Small bowel obstruction transition point between terminal ileum, caecum and area of previously applied Floseal on abdominal wall.

DISCUSSION

Three previous case reports, between 2009 and 2011, described SBO after Floseal use in laparoscopic surgery. Hobday et al. described SBO requiring bowel resection on post-operative day 6 after Floseal was used during laparoscopic gynaecological surgery [4]. Suzuki et al. reported two cases of laparoscopic gynaecological surgery, with SBO developing on post-operative day 3 without requiring resection [6]. Finally, Clapp described three patients with SBO developing on post-operative day 8, with one case after bariatric surgery [5]. The majority of literature in this area is sourced from gynaecological surgery, whereas our case was the second to describe SBO following general surgery where published literature is minimal.

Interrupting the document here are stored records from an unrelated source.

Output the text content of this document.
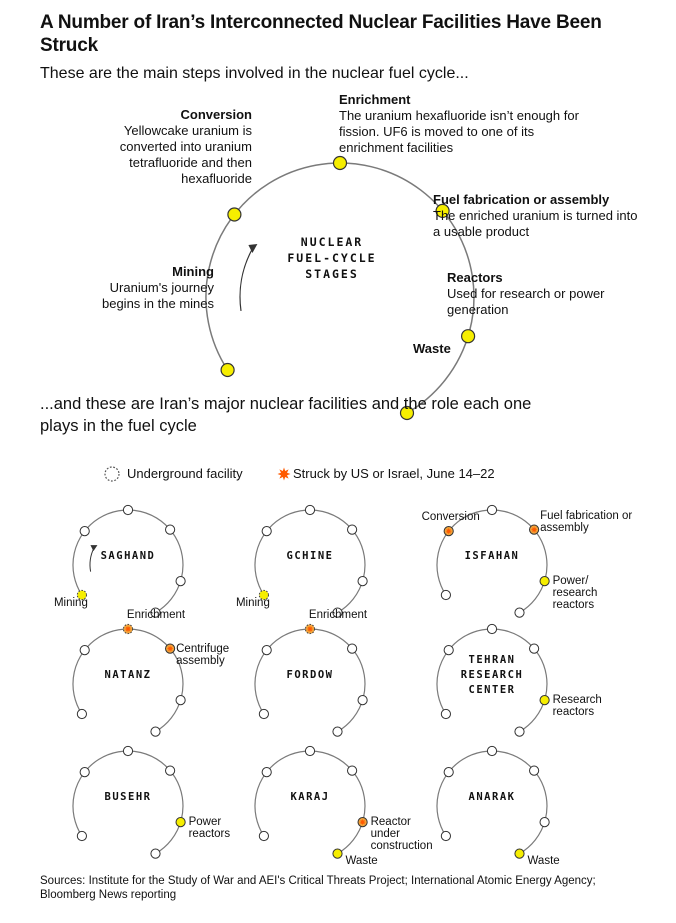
A Number of Iran’s Interconnected Nuclear Facilities Have Been Struck

These are the main steps involved in the nuclear fuel cycle...

NUCLEAR
FUEL-CYCLE
STAGES
Mining
Uranium's journey begins in the mines
Conversion
Yellowcake uranium is converted into uranium tetrafluoride and then hexafluoride
Enrichment
The uranium hexafluoride isn’t enough for fission. UF6 is moved to one of its enrichment facilities
Fuel fabrication or assembly
The enriched uranium is turned into a usable product
Reactors
Used for research or power generation
Waste

...and these are Iran’s major nuclear facilities and the role each one plays in the fuel cycle

Underground facility	Struck by US or Israel, June 14–22
Mining
SAGHAND
Mining
GCHINE
Conversion	Fuel fabrication or assembly
Power/ research reactors
ISFAHAN
Enrichment
Centrifuge assembly
NATANZ
Enrichment
FORDOW
Research reactors
TEHRAN
RESEARCH
CENTER
Power reactors
BUSEHR
Reactor under construction
Waste
KARAJ
Waste
ANARAK

Sources: Institute for the Study of War and AEI's Critical Threats Project; International Atomic Energy Agency; Bloomberg News reporting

Our case is also the first to include intra-operative images of the transition point at the area of applied Floseal.

Tawfic previously described an intense eosinophil-rich inflammatory reaction after Floseal use in gynaecological surgery contributing to post-operative pelvic pain [7]. We propose that the gelatin matrix and thrombin component of Floseal may exacerbate the inflammatory reaction involved in early post-operative healing, possibly through an eosinophil-mediated reaction as described by Tawfic, as well as providing a nidus for early adhesion formation. The manufacturer encourages removing excess Floseal not incorporated in the haemostatic clot by gentle irrigation [3], which was not performed in our case or described in previous case reports.

The paucity of published reports of SBO after Floseal use in general surgery should not discount its likelihood as a cause. Our case report serves as a reminder to not only ensure correct and judicious use of adjuvant haemostatic agents but to also consider the use of Floseal and other adjuvant haemostatic agents as differentials in early post-operative SBO following general surgery.

CONFLICT OF INTEREST STATEMENT

None declared.

FUNDING

The authors have no financial disclosures to report.